I can’t say how much the OMT-program can prevent this dynamic but the stalling of France is a really bad sign in this regard.
On Bloomberg there is yet another analysis of the potential consequences of the Cyprus-bailout. Among them is the damage this has done to the project of building a banking union and the potential for bank-runs whenever a country gets into trouble (Portugal comes to mind for this in the near term). To quote Ed Harrison:
My view? It was inevitable that we would be in crisis again. The austerity world view of crisis resolution is completely at odds with the capacity of the euro zone’s institutional architecture to handle a crisis. And so, we keep doubling down on the same policy of austerity in exchange for reforms which has created the downward spiral to begin with. I wish I could be optimistic here. But I think it is going to get worse. I hope I’m wrong. And I certainly hope that periphery depositors still have enough faith in the euro to ride this one out. If the Cyprus panic metastasizes, it will get ugly.
OK, politics is difficult, and I understand that Merkel wants a) to be re-elected, b) needs the Social Democrats for passing this bailout and c) Germans have a totally different view of economic reality and its solutions re: the crisis than what is sensible and (factually) true. But is clinging on to power and not telling voters the truth really so important to throw yet another economy under the bus? Like Yanis Varoufakis says, we need a benevolent hegemon (Germany) – see this post:
Germany should take another leaf out of the New Dealers who put it on the road to recovery all those years ago: Europe needs its own New Deal, funded by a new class of public finance instruments. Germany can realise such a Recovery Program centred around the European Investment Bank. The EIB already has a proven track record of creating a liquid market for debt instruments that fund successful projects. In collaboration with, and supported by, the European Central Bank, an EIB-ECB partnership has the capacity to energise mountains of hitherto idle savings on pure banking principles, with minimal involvement of member-states and no need for Treaty changes.
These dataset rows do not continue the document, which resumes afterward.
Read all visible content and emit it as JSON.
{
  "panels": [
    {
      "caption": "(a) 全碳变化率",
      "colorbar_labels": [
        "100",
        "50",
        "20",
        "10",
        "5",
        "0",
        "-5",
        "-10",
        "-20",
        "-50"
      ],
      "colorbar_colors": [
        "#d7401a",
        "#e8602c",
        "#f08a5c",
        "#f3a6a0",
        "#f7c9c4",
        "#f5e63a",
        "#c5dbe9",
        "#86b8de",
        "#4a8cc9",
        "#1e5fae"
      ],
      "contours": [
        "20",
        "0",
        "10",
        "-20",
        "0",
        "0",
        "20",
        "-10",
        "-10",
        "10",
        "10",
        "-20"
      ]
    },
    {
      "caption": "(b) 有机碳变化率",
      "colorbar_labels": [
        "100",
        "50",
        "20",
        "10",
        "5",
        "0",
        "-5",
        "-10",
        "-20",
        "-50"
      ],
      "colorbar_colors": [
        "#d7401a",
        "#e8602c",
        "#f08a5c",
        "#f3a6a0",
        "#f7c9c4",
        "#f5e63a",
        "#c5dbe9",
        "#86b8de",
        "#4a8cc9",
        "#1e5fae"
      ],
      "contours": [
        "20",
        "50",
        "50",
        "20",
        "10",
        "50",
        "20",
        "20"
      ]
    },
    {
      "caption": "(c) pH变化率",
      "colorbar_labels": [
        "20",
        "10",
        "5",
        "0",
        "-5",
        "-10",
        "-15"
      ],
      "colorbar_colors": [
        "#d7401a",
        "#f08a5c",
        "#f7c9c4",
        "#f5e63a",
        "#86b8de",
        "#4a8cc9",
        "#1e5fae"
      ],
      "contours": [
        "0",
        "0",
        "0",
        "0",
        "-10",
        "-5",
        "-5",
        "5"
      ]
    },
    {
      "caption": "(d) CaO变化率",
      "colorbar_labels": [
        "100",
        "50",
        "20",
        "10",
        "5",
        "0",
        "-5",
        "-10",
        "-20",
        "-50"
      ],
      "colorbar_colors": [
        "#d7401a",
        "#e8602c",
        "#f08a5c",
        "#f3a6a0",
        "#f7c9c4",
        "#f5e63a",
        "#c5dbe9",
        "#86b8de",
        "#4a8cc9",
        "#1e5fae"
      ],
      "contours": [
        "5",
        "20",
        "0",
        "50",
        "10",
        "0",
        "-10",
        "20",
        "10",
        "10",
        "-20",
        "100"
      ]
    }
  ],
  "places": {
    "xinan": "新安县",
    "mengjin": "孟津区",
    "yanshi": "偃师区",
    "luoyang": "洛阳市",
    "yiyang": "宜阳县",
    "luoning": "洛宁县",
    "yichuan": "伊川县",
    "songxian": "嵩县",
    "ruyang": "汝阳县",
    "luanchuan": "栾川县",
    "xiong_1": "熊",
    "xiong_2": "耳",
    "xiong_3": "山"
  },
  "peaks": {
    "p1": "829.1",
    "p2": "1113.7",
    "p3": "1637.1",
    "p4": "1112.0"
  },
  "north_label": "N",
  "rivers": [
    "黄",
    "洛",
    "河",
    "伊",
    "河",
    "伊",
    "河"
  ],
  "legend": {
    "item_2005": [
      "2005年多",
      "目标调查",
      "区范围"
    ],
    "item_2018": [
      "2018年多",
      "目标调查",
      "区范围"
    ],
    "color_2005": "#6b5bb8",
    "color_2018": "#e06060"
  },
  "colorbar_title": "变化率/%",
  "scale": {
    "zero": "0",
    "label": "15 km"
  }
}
All it will take is a German resolve to shift from panicky authoritarianism to a hegemonic, to an enlightened self-interestedness.
But at the moment we are stuck with ‘panicky authoritarianism’ or maybe even plain stupidity or evilness in the view of a wrong understanding of what ails Europe. Germany wake up, we need you!
On Reuters’ website. In one short piece, the core of the whole problem: intra-EU trade imbalances, which caused the banking system of the EU to (nearly) collapse – in Greece, Ireland and now, Cyprus. And let’s not forget the state support for the German Ländesbanken, several Dutch banks, a host of French banks. The key point is that Germany’s giant trade surplus was possible because of the institutional set-up of the Eurozone, i.e. the interest setting by the ECB created the possibilities for cheap loans in ‘the periphery’, which were often provided by French and German banks on the prowl for profit.
The only thing that can rescue the Eurozone is a great correction to the trade imbalances, which Yanis Varoufakis could be accomplished by a Surplus Recycling System between surplus and deficit countries. This exists for any country – the Finnish Helsinki region pays for the poor northern regions of Finland, similarly the rich ‘Randstad’ region in the Netherlands coughs up the funds to support the North-East of the Netherlands.